On the other side of the spectrum, House Speaker John Perzel (R., Phila.) wants more police, with the state picking up half the cost of any new hires.

So why are Philadelphia's crime rates increasing so dramatically? To put it bluntly, the city isn't doing a very good job at law enforcement. While the arrest rate for violent crimes such as murder has fallen across the state, arrest rates have plummeted in Philadelphia. Criminals are simply not being caught. The drop has been stunning. While 81 percent of murderers were arrested in 2000, just 61 percent were arrested in 2005. And the rate has continued falling this year.

Over the next four years, Perzel's police program, if enacted, could help fund as many as 1,345 officers in Philadelphia - a 20 percent increase from today. Up to 10,000 police could be hired statewide. Hiring more police is one proven way to reverse much of the recent decline in arrest rates, though one must be careful to ensure that the money isn't diverted by localities into other activities. Perzel also seems serious about avoiding many problems that plagued President Clinton's police program, where buying items such as computers were counted as hiring police or the money was spent planting trees or doing other non-police work.

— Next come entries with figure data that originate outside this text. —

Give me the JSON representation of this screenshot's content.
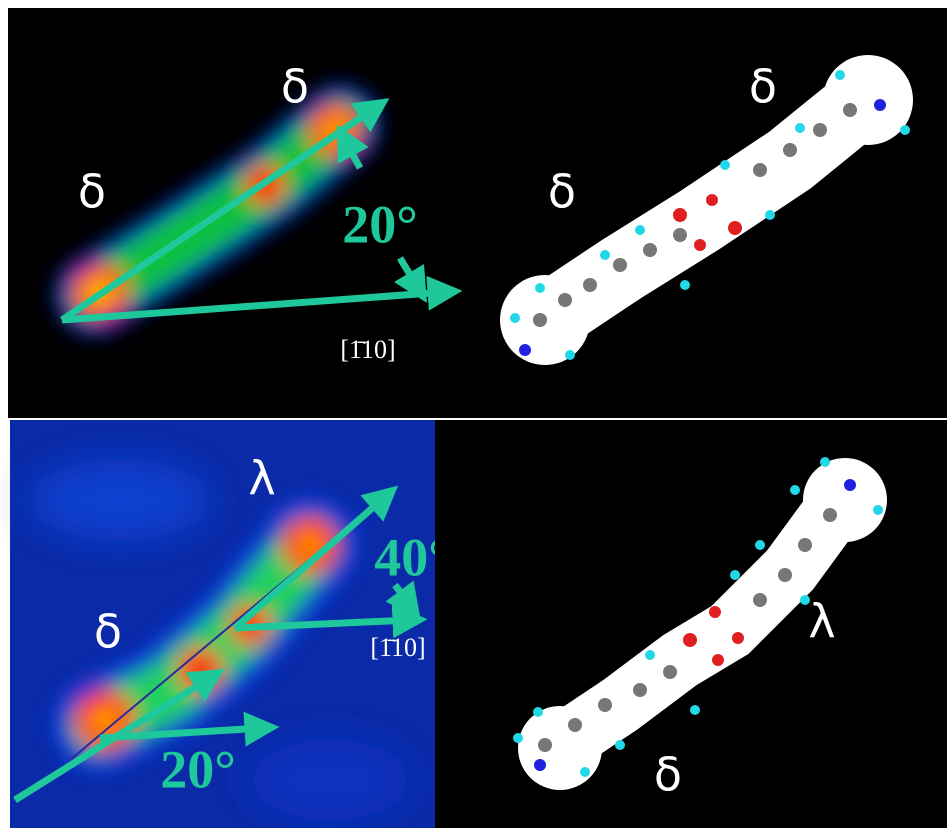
{
  "panels": [
    {
      "labels": [
        "δ",
        "δ",
        "20°",
        "[1̄10]"
      ]
    },
    {
      "labels": [
        "δ",
        "δ"
      ]
    },
    {
      "labels": [
        "λ",
        "δ",
        "40°",
        "[1̄10]",
        "20°"
      ]
    },
    {
      "labels": [
        "λ",
        "δ"
      ]
    }
  ]
}
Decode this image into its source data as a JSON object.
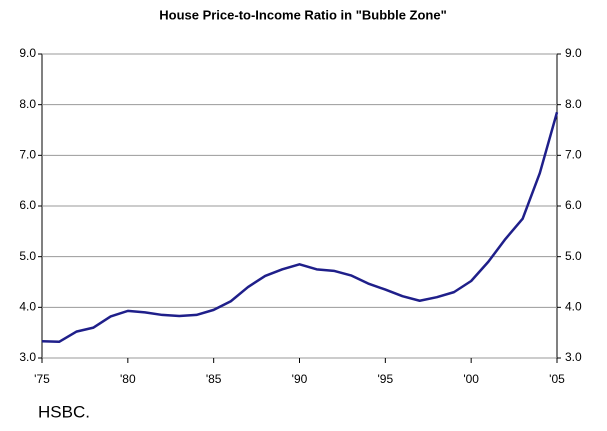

The idea that increasing arrest rates for homocides will automatically reduce the homocide rate is something right out of the economic model of deterrence. The idea being that if you increase the probabilty of arrest you'll increase the expected cost of the crime and reduce the number of the crimes committed.

But there's actually a possibility it will have exactly the opposite effect. Why are these murders being committed? Are they over turf wars for illegal drug distribution?

If that's the case then more cops will tend to increase the immediate profits from owning drug turf. And criminals tend to have a high discount rate, putting more weight on the immediate benifet and not much wieght on the costs they might have to pay later.

If turf control becomes more valuable it may well increase the incentive for killing potential competitor drug dealers.

So, depending on what is driving the homocides, increasing clearnace rates might cause a decrease in homocides or it might not.

But it's very likely that stopping the drug war and having fewer cops will cause a decrease in Philidelphia homocides.

But of course Lott doesn't want to consider that. The model gets to complicated to fit into an op-ed.